Марк удивился, увидев, что я убрал со стен все фотографии Пьера. Марк давно живет отдельно и бывает у меня от случая к случаю. В последний раз он был в нашем доме пару дней назад. Не обнаружив ни одной фотографии брата, он подумал, что я сержусь на Пьера за его поступок. Сын не понял, что мне просто так легче. Я бы сошел с ума, глядя на эти портреты. Остался один малюсенький портрет на столе в библиотеке. Его никто, кроме меня, не видит. Там Пьер только мой.
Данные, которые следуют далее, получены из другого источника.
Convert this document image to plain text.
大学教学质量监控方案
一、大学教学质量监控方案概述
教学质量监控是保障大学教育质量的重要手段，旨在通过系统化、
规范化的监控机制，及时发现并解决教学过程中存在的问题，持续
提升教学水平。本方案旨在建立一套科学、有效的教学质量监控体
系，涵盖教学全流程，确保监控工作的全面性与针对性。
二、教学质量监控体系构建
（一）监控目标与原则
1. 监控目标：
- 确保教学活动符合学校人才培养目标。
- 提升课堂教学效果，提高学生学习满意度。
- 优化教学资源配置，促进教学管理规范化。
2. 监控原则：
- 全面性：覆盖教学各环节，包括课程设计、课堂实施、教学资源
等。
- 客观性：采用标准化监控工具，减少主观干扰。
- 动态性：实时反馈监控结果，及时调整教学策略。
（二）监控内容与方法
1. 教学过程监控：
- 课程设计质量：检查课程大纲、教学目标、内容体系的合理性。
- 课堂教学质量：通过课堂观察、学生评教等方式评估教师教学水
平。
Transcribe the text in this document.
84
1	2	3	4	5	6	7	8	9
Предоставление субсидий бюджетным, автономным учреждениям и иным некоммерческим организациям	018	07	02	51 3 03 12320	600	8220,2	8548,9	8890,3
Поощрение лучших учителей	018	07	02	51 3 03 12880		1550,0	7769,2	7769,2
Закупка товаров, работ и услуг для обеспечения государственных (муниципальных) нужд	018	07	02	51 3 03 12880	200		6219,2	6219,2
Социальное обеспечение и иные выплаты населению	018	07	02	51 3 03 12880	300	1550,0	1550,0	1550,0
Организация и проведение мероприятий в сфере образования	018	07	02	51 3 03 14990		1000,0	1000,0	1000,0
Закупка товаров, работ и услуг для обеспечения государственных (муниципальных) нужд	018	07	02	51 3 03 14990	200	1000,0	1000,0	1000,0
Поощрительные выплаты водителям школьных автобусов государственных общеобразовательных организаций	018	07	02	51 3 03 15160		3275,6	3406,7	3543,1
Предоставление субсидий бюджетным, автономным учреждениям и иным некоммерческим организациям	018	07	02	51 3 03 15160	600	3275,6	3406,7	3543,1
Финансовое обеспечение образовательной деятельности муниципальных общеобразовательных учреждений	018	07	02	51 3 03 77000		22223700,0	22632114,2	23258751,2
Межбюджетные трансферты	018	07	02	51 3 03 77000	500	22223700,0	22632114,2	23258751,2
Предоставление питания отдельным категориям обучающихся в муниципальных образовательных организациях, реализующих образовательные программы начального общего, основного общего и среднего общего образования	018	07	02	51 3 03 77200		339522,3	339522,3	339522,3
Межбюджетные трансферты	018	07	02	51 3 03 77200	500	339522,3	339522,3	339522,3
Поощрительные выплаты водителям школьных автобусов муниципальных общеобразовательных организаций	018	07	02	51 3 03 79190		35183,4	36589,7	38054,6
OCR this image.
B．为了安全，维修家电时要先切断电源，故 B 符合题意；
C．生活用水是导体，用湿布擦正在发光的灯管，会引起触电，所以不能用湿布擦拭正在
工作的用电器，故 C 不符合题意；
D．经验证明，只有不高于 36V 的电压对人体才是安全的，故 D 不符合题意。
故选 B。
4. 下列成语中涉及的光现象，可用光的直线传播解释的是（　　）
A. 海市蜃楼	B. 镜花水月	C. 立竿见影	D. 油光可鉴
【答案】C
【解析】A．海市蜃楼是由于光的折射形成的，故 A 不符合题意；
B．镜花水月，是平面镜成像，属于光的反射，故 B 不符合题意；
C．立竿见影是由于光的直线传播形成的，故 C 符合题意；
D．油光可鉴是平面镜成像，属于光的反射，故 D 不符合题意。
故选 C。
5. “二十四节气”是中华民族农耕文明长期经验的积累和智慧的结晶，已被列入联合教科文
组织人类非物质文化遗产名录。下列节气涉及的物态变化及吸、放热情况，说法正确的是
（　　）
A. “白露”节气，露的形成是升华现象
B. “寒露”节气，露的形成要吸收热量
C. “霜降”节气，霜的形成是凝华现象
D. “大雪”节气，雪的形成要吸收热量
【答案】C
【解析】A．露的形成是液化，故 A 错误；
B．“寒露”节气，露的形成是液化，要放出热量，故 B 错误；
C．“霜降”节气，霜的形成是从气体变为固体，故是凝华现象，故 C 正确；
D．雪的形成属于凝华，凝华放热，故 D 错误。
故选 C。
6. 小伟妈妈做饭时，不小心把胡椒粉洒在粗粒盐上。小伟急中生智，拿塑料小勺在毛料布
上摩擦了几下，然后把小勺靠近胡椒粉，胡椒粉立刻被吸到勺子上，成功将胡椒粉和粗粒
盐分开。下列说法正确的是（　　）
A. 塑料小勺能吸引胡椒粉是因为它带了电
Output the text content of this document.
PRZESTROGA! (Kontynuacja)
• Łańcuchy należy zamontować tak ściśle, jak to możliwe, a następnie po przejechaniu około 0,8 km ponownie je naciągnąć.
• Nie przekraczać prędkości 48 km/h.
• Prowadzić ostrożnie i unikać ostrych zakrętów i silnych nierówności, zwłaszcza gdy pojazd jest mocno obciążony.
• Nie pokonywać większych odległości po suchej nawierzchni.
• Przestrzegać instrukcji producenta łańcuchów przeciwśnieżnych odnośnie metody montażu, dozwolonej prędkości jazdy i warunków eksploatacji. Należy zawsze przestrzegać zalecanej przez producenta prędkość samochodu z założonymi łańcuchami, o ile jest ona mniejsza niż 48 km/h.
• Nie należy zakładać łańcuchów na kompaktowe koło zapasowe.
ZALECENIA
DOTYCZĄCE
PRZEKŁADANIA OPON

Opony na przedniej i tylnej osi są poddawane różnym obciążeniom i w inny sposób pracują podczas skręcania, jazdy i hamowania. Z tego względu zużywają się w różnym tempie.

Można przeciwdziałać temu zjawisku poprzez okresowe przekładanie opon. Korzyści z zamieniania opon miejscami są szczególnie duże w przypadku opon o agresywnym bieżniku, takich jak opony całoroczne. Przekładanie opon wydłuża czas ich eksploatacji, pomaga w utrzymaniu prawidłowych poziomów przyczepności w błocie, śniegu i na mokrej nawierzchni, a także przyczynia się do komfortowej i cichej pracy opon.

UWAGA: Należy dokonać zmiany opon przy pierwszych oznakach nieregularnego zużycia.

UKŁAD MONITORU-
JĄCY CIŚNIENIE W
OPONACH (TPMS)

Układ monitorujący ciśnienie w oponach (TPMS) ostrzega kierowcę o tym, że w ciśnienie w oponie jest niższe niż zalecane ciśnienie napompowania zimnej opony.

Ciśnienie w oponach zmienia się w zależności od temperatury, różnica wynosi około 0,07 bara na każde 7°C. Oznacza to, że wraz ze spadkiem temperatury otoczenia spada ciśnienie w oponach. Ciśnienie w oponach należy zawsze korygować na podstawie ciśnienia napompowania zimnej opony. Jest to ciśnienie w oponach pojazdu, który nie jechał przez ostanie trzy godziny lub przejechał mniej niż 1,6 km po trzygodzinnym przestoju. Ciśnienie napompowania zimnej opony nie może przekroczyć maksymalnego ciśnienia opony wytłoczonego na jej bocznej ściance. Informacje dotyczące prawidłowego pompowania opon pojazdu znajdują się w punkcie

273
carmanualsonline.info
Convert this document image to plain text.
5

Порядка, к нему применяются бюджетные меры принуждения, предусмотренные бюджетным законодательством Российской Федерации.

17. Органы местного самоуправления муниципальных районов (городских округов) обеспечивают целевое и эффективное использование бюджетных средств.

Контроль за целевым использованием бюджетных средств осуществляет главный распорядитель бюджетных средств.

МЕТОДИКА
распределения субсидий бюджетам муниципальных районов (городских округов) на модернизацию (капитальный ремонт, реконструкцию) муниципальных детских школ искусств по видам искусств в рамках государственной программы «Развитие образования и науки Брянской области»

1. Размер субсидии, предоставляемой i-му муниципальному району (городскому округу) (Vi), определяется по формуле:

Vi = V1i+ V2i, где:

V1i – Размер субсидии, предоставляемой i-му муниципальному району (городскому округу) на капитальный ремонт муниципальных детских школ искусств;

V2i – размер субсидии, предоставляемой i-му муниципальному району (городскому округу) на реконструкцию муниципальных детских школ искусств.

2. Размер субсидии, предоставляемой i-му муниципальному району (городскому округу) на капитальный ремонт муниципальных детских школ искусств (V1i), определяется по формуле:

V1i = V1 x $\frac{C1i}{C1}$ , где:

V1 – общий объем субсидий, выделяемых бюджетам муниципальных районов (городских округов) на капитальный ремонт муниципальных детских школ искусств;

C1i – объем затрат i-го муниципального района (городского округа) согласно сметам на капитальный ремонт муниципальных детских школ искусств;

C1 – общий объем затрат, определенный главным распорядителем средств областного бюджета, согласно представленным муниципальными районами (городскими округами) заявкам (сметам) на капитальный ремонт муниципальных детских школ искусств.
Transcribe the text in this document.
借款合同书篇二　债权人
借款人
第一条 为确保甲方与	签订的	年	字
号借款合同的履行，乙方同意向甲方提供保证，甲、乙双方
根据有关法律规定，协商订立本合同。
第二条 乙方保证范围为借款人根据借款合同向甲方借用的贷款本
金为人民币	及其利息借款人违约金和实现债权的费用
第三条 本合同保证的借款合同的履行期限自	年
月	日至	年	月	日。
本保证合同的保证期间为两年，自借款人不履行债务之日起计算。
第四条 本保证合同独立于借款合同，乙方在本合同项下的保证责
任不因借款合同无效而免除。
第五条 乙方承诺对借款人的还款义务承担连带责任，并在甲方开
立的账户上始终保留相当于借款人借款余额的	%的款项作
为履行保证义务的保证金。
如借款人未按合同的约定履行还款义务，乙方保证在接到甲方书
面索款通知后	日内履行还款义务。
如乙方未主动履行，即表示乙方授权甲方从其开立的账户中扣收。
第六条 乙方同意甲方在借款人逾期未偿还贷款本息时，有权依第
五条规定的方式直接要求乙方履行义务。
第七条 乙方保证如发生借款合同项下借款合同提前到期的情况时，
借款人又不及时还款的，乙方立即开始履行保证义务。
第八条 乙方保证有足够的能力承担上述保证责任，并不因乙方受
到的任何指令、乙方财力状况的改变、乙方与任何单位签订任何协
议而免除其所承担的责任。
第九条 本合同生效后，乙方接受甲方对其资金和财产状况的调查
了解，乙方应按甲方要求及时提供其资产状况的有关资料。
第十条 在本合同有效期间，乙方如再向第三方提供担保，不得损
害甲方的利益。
Помню, Марк, не обнаружив фотографий, сказал:
-- Папа, как ты можешь? Так от Пьера ничего не останется!
Я ему возразил:
-- Как ничего? А вот здесь?! -- и положил руку на сердце. Мой мальчик так крепко обнял меня, и мы вдвоем с ним чуть не расплакались. Но я не позволяю себе такой слабости. Стоит дать хоть в чем-то слабину, и не заметишь, как совсем расклеишься.
В тот день у меня был вечерний спектакль. Я готовился в гримёрке. В дверь постучали. Так обычно стучал Марк. И я крикнул ему привычно:
-- Заходи!
Но это был не Марк. Пришла Марион.
Я растерялся. Зачем она пришла? Запоздало выразить соболезнования? Весь месяц мне только и делают, что соболезнуют. Это невыносимо, но я стараюсь держаться.
-- Здравствуйте, -- начала она, и я понял, что она волнуется.
-- Здравствуйте, Марион, -- ответил я доброжелательно. Пусть успокоится и не считает меня таким уж чудовищем. Наш с ней прежний разговор не заладился, поэтому хотелось все исправить.
-- Хорошо, что зашли, Марион, садитесь.
Но девушка не тронулась с места. Она немного себе на уме. Оно и понятно, на девчонку вдруг свалилась популярность. Не говорю, что незаслуженно, она очень талантлива. Но по себе знаю, что вначале бывает сложно, пока не научишься абстрагироваться.
Я улыбаюсь, а она смотрит так странно. Ещё в прошлый раз поразился ее умению влезть своим взглядом прямо в душу.